Aujourd’hui, je me définis davantage comme un fermier de montagne que comme un alpiniste. Je ne travaille certes pas tous les jours à la ferme. Je ne vais plus couper du bois : je n’ai plus le temps et je vieillis. Mais ma condition est celle d’un fermier. Je suis, et ai toujours été, attaché au monde paysan et je m’inquiète beaucoup pour l’avenir des fermiers de montagne au Sud-Tyrol. La question du prix du lait me préoccupe énormément. Si le prix du lait baisse en dessous de 0,40 euro du litre, les paysans du Sud-Tyrol ne seront plus en mesure de faire tourner leurs fermes.

Vous répétez souvent que les fermiers sont essentiels pour notre région. Pour toutes les régions.
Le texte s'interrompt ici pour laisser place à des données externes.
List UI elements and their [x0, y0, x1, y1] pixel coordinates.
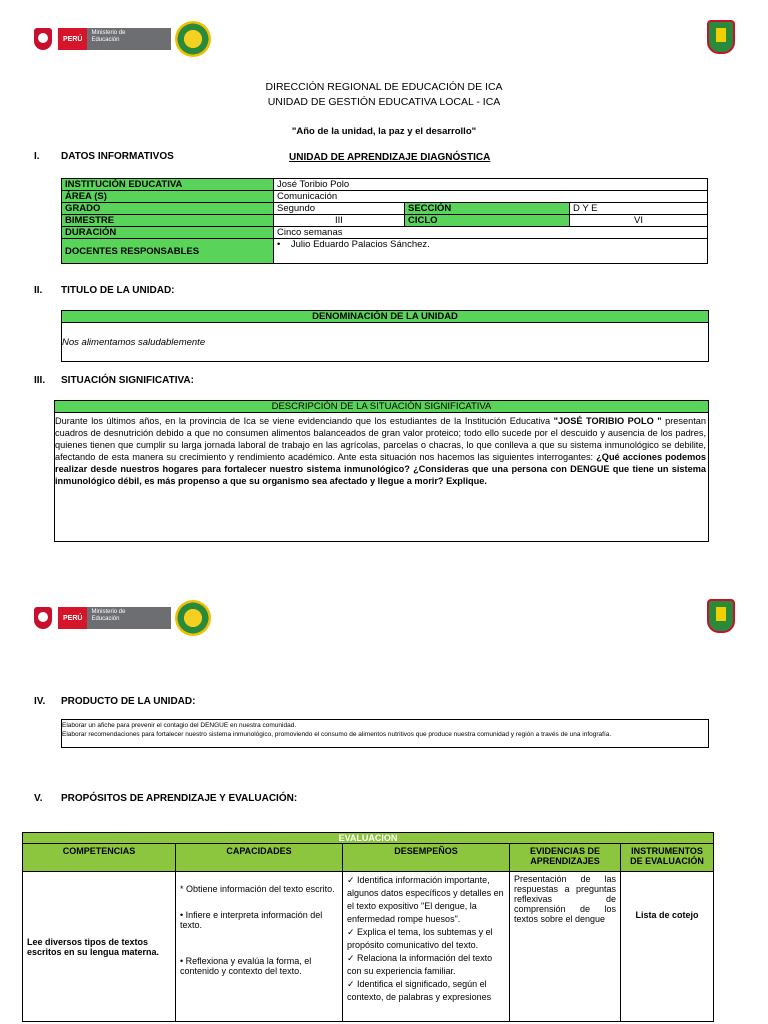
product-line2: Elaborar recomendaciones para fortalecer nuestro sistema inmunológico, promoviendo el consumo de alimentos nutritivos que produce nuestra comunidad y región a través de una infografía.	[62, 731, 612, 738]
ministry-label: Ministerio de Educación	[87, 28, 171, 50]
bimester-value: III	[274, 215, 405, 227]
capacidad-2: • Infiere e interpreta información del texto.	[180, 910, 323, 930]
year-motto: "Año de la unidad, la paz y el desarrollo"	[291, 126, 477, 137]
ministry-logo	[58, 607, 171, 629]
situation-p2: presentan cuadros de desnutrición debido a que no consumen alimentos balanceados de gran valor proteico; todo ello sucede por el descuido y ausencia de los padres, quienes tienen que cumplir su larga jornada laboral de trabajo en las agrícolas, parcelas o chacras, lo que conlleva a que su sistema inmunológico se debilite, afectando de esta manera su crecimiento y rendimiento académico. Ante esta situación nos hacemos las siguientes interrogantes:	[55, 416, 707, 462]
unit-name-text: Nos alimentamos saludablemente	[62, 337, 206, 348]
competencia-cell: Lee diversos tipos de textos escritos en su lengua materna.	[23, 872, 176, 1022]
school-crest-icon	[707, 20, 735, 54]
situation-questions: ¿Qué acciones podemos realizar desde nuestros hogares para fortalecer nuestro sistema inmunológico? ¿Consideras que una persona con DENGUE que tiene un sistema inmunológico débil, es más propenso a que su organismo sea afectado y llegue a morir? Explique.	[55, 452, 706, 486]
product-box	[61, 719, 709, 748]
col-instrumentos: INSTRUMENTOS DE EVALUACIÓN	[621, 844, 714, 872]
bimester-label: BIMESTRE	[62, 215, 274, 227]
section3-number: III.	[34, 375, 46, 386]
peru-coat-of-arms-icon	[34, 607, 52, 629]
evaluation-header: EVALUACION	[23, 833, 714, 844]
ugel-emblem-icon	[175, 21, 211, 57]
col-desempenos: DESEMPEÑOS	[343, 844, 510, 872]
teachers-value: Julio Eduardo Palacios Sánchez.	[290, 239, 430, 250]
col-capacidades: CAPACIDADES	[176, 844, 343, 872]
desempenos-cell	[343, 872, 510, 1022]
cycle-value: VI	[570, 215, 708, 227]
ministry-logo	[58, 28, 171, 50]
capacidad-1: * Obtiene información del texto escrito.	[180, 884, 335, 894]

Absolument. Notre paysage de cultures bien entretenues constitue le cœur du Sud-Tyrol. C’est lui qui donne à notre région une partie de son charme. En nous installant dans les montagnes du Sud-Tyrol pour les exploiter, nous avons découvert un trésor. Il faut le préserver. Les fermiers doivent pouvoir faire leur travail. Il faut les soutenir. Qu’il s’agisse d’installer une piste de ski sur le mont Kronplatz ou de permettre à un fermier de couper son bois pour le vendre, comme cela s’est toujours fait au cours des siècles qui nous ont précédés, l’important c’est d’exploiter la surface cultivée. Ce n’est pas du tout adapté de parler de destruction de la nature dans ce contexte.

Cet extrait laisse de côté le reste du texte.